Transcutaneous oxygen monitoring is a noninvasive method of determining perfusion in a patient with a lower-extremity wound. If oxygen levels are below 20 mm Hg, but increase in response to surface oxygen applied via a nonrebreathing mask, the patient is likely to have a positive response to hyperbaric oxygen therapy. The physician must weigh the risks of therapy against its benefits for all patients receiving hyperbaric oxygen treatment, taking comorbidities into consideration. If transcutaneous levels are below 20 mm Hg and do not increase in response to surface oxygen, the patient should be referred for vascular consultation and further diagnostic studies; there may be an occlusion that could be corrected through bypass surgery. Accurate prediction of wound-healing potential is essential to the prevention of increased morbidity and mortality, which can accompany the ischemic breakdown of failed debridement, amputation, or surgical revascularization. Since the performance of these diagnostic testing procedures is critical to the patient’s clinical outcome, a thorough understanding of the technology (along with the ability to conduct trouble-shooting protocols correctly) is the responsibility of the RCP or vascular technician.
Hyperbaric oxygen therapy significantly increases tissue oxygenation of the hypoperfused, infected wound. It directly enhances wound healing by improving fibroblast replication, collagen synthesis, and the process of neovascularization in ischemic tissue. Providing molecular oxygen at the cellular level also leads to the formation of oxygen radicals, which are bactericidal or bacteriostatic to anaerobic organisms.

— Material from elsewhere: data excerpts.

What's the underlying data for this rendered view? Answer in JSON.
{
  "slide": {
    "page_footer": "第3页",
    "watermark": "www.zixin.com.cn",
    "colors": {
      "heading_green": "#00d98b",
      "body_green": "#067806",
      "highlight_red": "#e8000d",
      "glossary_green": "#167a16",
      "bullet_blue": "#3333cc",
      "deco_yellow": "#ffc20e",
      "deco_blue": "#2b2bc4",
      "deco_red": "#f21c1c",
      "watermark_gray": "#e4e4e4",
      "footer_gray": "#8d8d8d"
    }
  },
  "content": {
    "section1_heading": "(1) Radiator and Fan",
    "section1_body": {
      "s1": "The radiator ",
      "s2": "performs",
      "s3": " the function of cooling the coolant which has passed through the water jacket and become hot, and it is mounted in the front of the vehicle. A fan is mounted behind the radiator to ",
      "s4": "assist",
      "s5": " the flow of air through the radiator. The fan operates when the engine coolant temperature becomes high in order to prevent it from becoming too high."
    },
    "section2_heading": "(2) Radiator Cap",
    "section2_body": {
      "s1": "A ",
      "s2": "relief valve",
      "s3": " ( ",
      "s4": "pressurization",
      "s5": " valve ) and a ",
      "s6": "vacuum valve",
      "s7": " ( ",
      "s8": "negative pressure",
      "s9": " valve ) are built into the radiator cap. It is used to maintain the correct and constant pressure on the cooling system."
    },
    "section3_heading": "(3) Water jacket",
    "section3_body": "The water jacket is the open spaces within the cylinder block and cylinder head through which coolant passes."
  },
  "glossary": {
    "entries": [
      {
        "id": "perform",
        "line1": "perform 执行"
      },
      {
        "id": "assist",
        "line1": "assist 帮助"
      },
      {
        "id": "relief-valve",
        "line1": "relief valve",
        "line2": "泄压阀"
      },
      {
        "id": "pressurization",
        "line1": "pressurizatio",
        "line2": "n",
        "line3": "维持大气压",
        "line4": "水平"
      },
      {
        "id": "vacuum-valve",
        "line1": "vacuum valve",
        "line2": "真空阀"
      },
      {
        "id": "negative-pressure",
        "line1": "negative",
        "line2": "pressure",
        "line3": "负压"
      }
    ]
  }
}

It is clear that hyperbaric oxygen therapy is becoming a more frequently utilized treatment modality. In 1981, 110 clinical chambers were used in the United States. By 1988, the number of chambers had risen to 240. Today, according to the UHMS registry, the number of chambers reported for the United States is 326. The UHMS Associate Section has grown, since its 1985 inception, to include 730 members (of whom 53 have reported their credentials as RCPs). Some members do not report their credentials, and some RCPs are not members; given the number of hyperbaric facilities in the United States, it seems reasonable to assume that there are more RCPs practicing in hyperbaric medicine.
There is a significant opportunity for RCPs to participate in this area of medicine, which affords the practitioner new skills for professional growth and personal enhancement. In addition, there is an opportunity to care for patients in a comprehensive manner that includes acute and long-term care and that encompasses both the disease state at hand and follow-up care. Successful therapy can decrease inpatients’ lengths of stay, improve their quality of life, and reduce the cost of care. The need for hyperbaric services is great, and each health care practitioner delivers a positive contribution in the team approach to patient care.
Suzanne C. De Santis, MBA, RRT, is vice president, medical affairs, Sechrist Clinical Services Inc, in Anaheim, Calif.